HOJA EN BLANCO.



Piadosamente me había puesto de pie para suplicar, las manos juntas, los ojos sobre el vacío. Como si fuera un prócer santificado que creía flotar sobre el aire repleto de olor a pólvora y a carne pútrida, creyéndose en un sueño. Decir horror era demasiado poco. De rodillas sobre el suelo con la cabeza ligeramente ladeada para prever quién se acercaría por mi espalda. No es descriptible expresar cuánto son dos minutos en determinados momentos de nuestra existencia, o cuánto es la eternidad.
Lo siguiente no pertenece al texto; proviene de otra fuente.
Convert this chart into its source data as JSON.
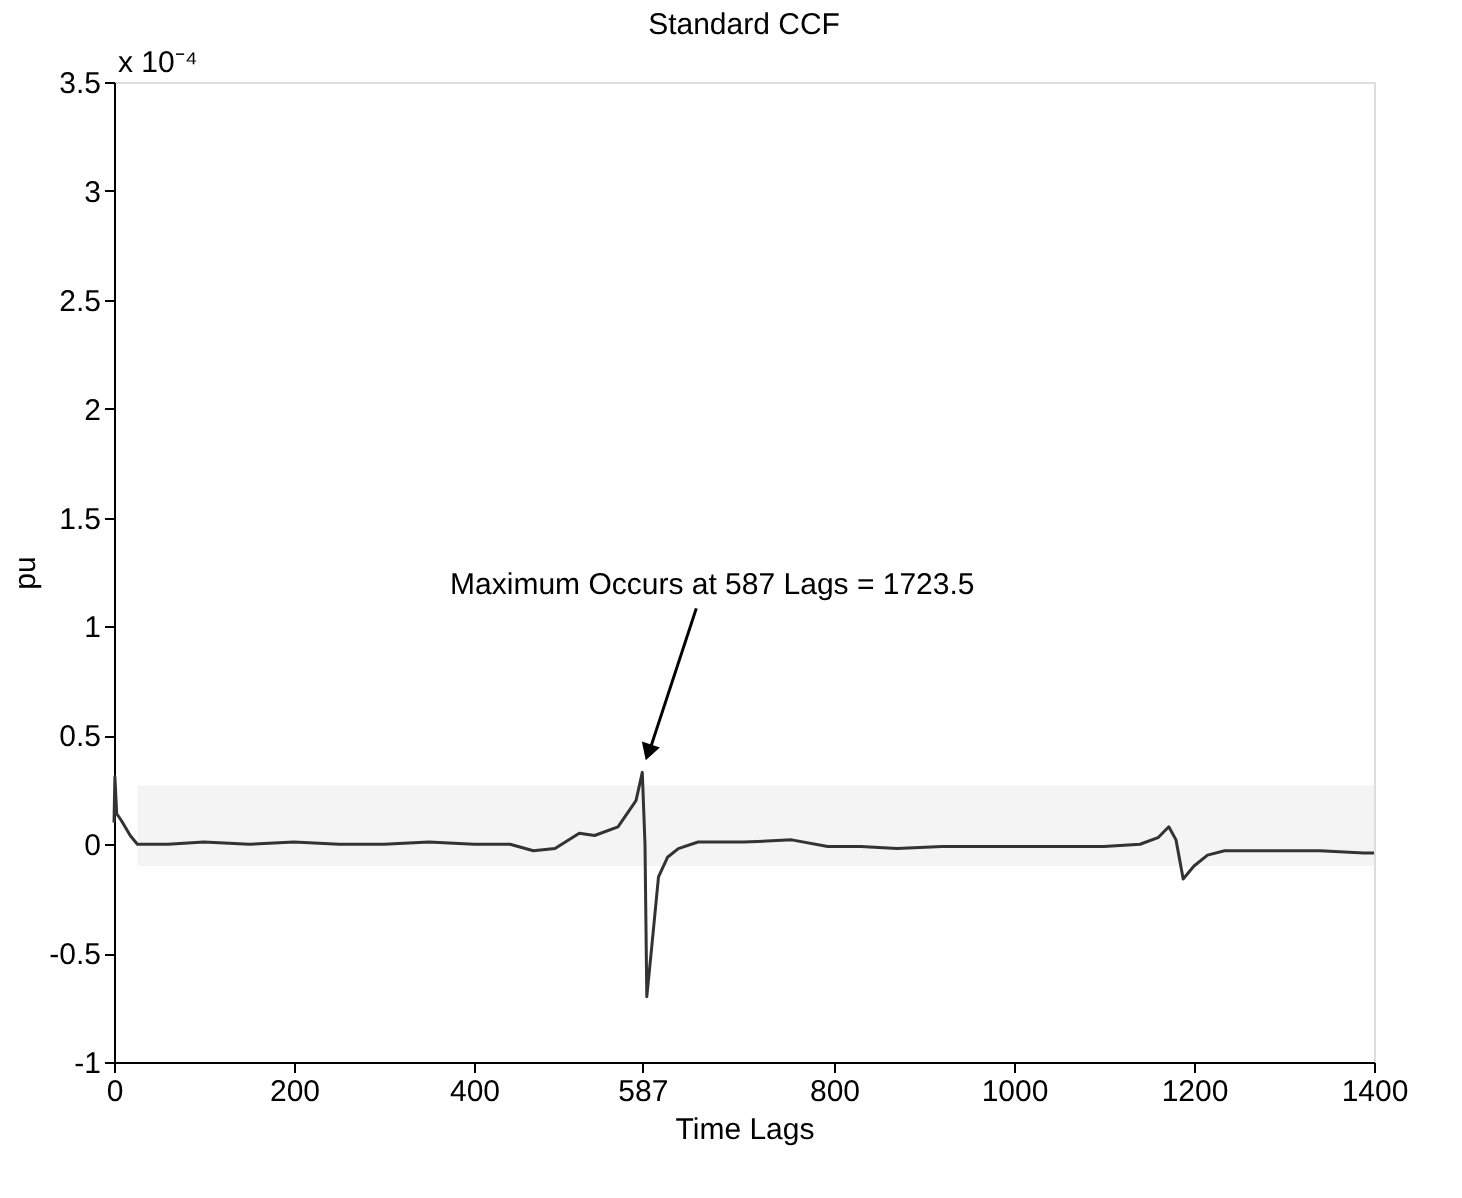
{
  "chart_data": {
    "type": "line",
    "title": "Standard CCF",
    "xlabel": "Time Lags",
    "ylabel": "pu",
    "x": [
      0,
      1,
      3,
      8,
      18,
      26,
      60,
      100,
      150,
      200,
      250,
      300,
      350,
      400,
      440,
      466,
      490,
      517,
      534,
      560,
      580,
      587,
      590,
      592,
      598,
      605,
      615,
      627,
      649,
      700,
      753,
      793,
      830,
      870,
      920,
      980,
      1040,
      1100,
      1140,
      1160,
      1172,
      1180,
      1188,
      1200,
      1215,
      1234,
      1280,
      1340,
      1389,
      1400
    ],
    "series": [
      {
        "color": "#333333",
        "values": [
          0.1,
          0.31,
          0.14,
          0.11,
          0.04,
          0.0,
          0.0,
          0.01,
          0.0,
          0.01,
          0.0,
          0.0,
          0.01,
          0.0,
          0.0,
          -0.03,
          -0.02,
          0.05,
          0.04,
          0.08,
          0.2,
          0.33,
          0.0,
          -0.7,
          -0.45,
          -0.15,
          -0.06,
          -0.02,
          0.01,
          0.01,
          0.02,
          -0.01,
          -0.01,
          -0.02,
          -0.01,
          -0.01,
          -0.01,
          -0.01,
          0.0,
          0.03,
          0.08,
          0.02,
          -0.16,
          -0.1,
          -0.05,
          -0.03,
          -0.03,
          -0.03,
          -0.04,
          -0.04
        ]
      }
    ],
    "xlim": [
      0,
      1400
    ],
    "xticks": [
      0,
      200,
      400,
      587,
      800,
      1000,
      1200,
      1400
    ],
    "ylim": [
      -1,
      3.5
    ],
    "yticks": [
      -1,
      -0.5,
      0,
      0.5,
      1,
      1.5,
      2,
      2.5,
      3,
      3.5
    ],
    "bands": [
      {
        "axis": "y",
        "from": -0.1,
        "to": 0.27,
        "color": "#f4f4f4"
      }
    ],
    "annotations": [
      "x 10⁻⁴",
      "Maximum Occurs at 587 Lags = 1723.5"
    ],
    "grid": false,
    "marker": "none",
    "line_style": "solid"
  }
}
Mi cabeza podría ser separada del resto del cuerpo por degüello. Si fuera así me quedarían unos instantes para apreciar mis extremidades en una extraña movilidad de segundos acaso. Podría ser por un tiro en la nuca. La posibilidad, entonces, de mi cara boca abajo, o de lado, unos instantes mis ojos apreciando la tierra negra al ras del suelo. De todo aquello incluido el paisaje desolador, no queda el recuerdo, quizás una fotografía en blanco y negro, por una afortunada circunstancia de ese momento entre millones de momentos. Ni siquiera de un gorrión fugaz que pasó como una exhalación sin un destino claro delante de mis ojos, en el preciso instante que dejaban de ver.
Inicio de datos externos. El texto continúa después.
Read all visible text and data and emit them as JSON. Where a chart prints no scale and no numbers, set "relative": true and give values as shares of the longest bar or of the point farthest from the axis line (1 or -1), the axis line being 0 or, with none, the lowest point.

De aquella primavera fugaz no hay recuerdos a simple vista.

En el recuento y el registro de sus bolsillos fue lo usual, casi vacíos: una cartera de cuero, un reloj de pulsera, un anillo, unas gafas de cristales redondos, una carta de despedida, todo allí escondido, en sus bolsillos del pantalón, unas fotografías en el interior de la cartera, y su identidad. A veces había cierto romanticismo en aquella operación de registro que se volvía tremendamente horrorosa e inhumana, guardar sus pertenencias -lo que no tenía valor-, en un pequeño saco de arpillera, dar su nombre para que fuese añadido, casi sin saberlo, como flotando a dos metros sobre aquel acto rutinario, ahora mi nombre al final de la lista de una hoja llena de nombres, y pasar a una nueva hoja en blanco, por si la historia algún día volviese para apiadarse de mi.